Adrenergic mechanisms and chemoreception in the carotid body of the cat and rabbit

Abstract
The effect of .beta.-adrenergic and dopaminergic agonists and antagonists on the chemoreceptor response to graded hypoxia and hypercapnia was tested in 19 cats and 10 rabbits anesthetized either with chloralose-urethane or pentobarbitone sodium, paralyzed with pancuronium bromide and artificially ventilated. The inhibitory action of dopamine was confirmed. The inhibition following intraarterial bolus injection was blocked by haloperidol; dopamine then excited and this excitation was blocked with propranolol. Adrenaline [epinephrine] or noradrenaline [norepinephrine] caused a transient inhibition followed by a marked excitation. The inhibition was blocked with haloperidol and the excitation blocked with propranolol or metoprolol. Isoprenaline excited without inhibition and this was blocked with propranolol or metoprolol. A novel finding was that the chemoreceptor response to hypoxia was markedly reduced or even abolished with propranolol or metoprolol.
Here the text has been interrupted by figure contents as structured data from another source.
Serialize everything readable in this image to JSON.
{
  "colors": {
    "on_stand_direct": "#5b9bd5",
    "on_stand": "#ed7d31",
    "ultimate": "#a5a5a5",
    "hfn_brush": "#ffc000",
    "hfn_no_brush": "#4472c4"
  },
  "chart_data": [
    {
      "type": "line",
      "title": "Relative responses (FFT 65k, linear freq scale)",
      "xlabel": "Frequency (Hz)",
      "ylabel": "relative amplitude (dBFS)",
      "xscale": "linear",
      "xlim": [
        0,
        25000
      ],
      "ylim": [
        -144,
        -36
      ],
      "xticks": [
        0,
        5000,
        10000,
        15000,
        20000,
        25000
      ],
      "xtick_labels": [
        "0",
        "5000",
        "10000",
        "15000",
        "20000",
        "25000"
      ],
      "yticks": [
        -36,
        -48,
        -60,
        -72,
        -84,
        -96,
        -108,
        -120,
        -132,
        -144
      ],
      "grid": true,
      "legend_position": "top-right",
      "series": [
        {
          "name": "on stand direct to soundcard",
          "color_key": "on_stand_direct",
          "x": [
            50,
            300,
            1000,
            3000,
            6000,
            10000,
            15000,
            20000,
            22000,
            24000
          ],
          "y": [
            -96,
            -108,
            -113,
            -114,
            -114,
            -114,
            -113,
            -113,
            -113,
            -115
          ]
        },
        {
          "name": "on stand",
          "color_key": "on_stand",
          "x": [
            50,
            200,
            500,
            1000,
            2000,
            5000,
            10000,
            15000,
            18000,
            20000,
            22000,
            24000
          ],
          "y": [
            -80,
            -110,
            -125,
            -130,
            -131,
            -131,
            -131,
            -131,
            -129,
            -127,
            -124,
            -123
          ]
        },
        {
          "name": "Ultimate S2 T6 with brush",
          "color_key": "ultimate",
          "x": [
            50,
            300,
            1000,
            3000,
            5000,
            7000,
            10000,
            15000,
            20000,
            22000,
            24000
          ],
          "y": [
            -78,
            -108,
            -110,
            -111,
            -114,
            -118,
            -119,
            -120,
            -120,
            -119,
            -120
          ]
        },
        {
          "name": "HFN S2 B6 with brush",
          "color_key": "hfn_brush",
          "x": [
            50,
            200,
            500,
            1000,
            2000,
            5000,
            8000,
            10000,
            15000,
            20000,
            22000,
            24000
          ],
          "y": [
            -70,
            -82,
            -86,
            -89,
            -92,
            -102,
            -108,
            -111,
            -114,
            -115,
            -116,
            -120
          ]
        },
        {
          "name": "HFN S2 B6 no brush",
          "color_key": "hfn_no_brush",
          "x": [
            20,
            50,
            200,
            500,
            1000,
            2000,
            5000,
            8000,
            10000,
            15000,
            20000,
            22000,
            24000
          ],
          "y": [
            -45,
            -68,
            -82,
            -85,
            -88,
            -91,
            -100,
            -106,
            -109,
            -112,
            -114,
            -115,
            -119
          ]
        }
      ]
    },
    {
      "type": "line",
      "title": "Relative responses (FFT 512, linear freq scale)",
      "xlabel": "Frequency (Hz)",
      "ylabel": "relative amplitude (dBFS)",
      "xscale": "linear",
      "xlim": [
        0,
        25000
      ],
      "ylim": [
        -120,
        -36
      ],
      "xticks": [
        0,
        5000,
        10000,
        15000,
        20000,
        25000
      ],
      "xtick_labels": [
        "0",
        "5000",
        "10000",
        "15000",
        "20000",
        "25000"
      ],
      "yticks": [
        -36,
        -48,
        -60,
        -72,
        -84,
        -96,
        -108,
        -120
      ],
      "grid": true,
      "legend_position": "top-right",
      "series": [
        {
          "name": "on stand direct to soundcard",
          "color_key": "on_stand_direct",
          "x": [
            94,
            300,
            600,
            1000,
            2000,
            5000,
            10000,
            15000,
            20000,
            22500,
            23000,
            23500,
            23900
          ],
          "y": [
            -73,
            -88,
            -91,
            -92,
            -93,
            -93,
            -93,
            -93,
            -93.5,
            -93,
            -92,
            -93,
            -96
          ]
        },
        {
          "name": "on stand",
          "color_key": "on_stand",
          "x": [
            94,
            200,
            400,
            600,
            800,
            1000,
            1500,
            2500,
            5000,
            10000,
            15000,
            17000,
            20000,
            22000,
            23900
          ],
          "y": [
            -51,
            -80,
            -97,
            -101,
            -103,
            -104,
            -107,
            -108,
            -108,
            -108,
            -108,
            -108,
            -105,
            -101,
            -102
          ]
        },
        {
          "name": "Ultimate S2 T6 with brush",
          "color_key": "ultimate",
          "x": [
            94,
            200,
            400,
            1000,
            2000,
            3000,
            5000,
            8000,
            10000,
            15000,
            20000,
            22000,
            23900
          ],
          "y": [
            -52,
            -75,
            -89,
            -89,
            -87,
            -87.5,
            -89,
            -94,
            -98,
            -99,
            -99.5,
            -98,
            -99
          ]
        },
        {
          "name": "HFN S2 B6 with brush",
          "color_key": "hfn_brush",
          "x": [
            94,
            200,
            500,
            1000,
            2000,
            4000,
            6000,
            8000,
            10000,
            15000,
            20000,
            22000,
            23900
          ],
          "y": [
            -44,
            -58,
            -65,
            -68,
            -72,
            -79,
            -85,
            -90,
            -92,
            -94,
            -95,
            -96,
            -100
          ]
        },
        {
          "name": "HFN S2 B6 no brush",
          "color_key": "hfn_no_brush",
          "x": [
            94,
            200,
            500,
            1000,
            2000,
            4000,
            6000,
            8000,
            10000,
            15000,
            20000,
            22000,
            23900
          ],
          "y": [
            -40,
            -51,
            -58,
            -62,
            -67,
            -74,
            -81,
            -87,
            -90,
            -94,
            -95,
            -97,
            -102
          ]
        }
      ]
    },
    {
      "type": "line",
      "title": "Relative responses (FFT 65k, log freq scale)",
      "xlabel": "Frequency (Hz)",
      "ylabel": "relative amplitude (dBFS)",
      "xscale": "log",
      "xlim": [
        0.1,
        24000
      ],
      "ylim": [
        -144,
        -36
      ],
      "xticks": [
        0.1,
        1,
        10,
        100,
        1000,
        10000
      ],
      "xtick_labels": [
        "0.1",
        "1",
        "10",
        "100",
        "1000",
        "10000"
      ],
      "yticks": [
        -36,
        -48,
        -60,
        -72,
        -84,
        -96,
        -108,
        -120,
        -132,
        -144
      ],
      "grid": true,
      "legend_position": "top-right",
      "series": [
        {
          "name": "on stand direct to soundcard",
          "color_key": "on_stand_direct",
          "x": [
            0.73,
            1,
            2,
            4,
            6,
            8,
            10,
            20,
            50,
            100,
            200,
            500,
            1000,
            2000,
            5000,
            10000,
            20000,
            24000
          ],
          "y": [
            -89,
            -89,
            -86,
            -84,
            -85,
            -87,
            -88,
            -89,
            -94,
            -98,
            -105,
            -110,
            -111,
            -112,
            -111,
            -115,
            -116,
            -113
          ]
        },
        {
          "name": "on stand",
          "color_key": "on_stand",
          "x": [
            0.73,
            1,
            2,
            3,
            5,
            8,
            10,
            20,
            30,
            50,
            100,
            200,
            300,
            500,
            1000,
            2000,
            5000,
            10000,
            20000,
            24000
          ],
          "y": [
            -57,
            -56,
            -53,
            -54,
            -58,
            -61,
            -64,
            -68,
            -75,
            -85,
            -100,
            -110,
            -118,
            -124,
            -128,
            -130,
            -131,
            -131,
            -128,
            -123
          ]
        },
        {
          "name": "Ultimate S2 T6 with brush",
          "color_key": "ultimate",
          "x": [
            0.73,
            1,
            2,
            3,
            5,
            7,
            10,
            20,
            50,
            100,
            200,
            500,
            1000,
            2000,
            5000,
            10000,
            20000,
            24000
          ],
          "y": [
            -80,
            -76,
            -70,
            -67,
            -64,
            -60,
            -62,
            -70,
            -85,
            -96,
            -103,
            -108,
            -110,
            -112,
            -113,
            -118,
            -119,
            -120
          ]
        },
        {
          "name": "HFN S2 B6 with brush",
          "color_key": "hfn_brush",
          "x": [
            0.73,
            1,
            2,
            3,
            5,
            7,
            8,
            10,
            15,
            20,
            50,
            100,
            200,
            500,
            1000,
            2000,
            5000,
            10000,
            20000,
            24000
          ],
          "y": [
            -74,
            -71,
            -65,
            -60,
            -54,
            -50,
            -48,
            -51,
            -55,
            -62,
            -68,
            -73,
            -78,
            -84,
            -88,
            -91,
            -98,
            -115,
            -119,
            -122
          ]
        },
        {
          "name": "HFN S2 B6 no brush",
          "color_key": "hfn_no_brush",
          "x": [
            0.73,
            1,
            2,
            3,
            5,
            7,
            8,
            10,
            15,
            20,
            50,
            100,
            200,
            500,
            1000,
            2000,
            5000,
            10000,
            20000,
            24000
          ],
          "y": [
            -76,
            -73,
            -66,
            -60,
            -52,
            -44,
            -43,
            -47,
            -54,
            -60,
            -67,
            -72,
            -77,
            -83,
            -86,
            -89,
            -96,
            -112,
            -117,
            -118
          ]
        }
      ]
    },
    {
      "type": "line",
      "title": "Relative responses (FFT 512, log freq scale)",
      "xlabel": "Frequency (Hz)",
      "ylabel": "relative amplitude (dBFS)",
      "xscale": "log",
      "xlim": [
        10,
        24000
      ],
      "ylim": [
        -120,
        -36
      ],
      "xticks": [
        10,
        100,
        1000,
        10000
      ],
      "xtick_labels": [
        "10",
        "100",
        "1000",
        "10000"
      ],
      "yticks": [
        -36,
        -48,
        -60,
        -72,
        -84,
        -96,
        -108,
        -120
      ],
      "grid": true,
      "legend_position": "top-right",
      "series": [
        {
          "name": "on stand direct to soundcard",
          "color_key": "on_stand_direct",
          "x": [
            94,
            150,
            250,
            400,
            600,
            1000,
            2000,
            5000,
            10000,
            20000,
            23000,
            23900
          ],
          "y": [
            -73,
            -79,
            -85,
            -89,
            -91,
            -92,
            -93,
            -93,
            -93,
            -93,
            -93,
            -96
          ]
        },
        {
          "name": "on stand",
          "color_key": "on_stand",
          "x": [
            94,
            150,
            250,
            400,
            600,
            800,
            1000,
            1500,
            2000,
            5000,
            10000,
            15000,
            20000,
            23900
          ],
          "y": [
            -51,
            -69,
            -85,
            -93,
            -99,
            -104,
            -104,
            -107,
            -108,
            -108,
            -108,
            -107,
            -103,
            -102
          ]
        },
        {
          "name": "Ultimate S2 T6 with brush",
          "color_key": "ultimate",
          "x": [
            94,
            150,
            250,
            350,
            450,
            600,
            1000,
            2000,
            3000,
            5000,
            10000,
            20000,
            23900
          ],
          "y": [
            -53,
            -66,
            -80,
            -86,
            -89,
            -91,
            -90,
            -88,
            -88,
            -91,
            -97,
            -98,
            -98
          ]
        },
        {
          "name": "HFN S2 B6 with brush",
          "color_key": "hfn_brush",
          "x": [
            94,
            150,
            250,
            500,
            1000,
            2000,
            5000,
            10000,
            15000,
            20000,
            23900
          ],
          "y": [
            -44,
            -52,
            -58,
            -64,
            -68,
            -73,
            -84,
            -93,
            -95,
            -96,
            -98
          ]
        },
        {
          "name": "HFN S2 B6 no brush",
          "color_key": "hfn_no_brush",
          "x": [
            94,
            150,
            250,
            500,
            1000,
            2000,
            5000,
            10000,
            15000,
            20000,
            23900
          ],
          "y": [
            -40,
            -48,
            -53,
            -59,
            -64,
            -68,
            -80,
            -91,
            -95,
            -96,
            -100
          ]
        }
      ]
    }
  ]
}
The response was enhanced with a constant infusion of isoprenaline, adrenaline or noradrenaline in proportion to the degree of hypoxia, an effect mimicked by raising CO2. The chemoreceptor response to hypoxia was similarly enhanced by haloperidol and depressed by a constant infusion of dopamine in proportion to the degree of hypoxia. The effect of these drugs on the chemoreceptor response to hypercapnia was less constant. In the majority of tests the aminergic agonists and antagonists caused a parallel shift of the CO2 response curves in the same direction as the O2 response curves and by amounts proportional to the degree of hypoxia. In some tests these drugs caused a change in the slope of the CO2 response curves, but only if P2O2 [arterial partial pressure] was < 60 mm Hg. Hypoxia may exert a presynaptic action, causing the release of noradrenaline and dopamine from type I cells, and these substances act upon aminergic receptors on the sensory fiber, causing a change in potential and discharge frequency proportional to the rates of dopamine and noradrenaline release; or O2 and CO2 (the latter most probably acting on intracellular pH) may alter the sensitivity of the aminergic receptors to their agonists.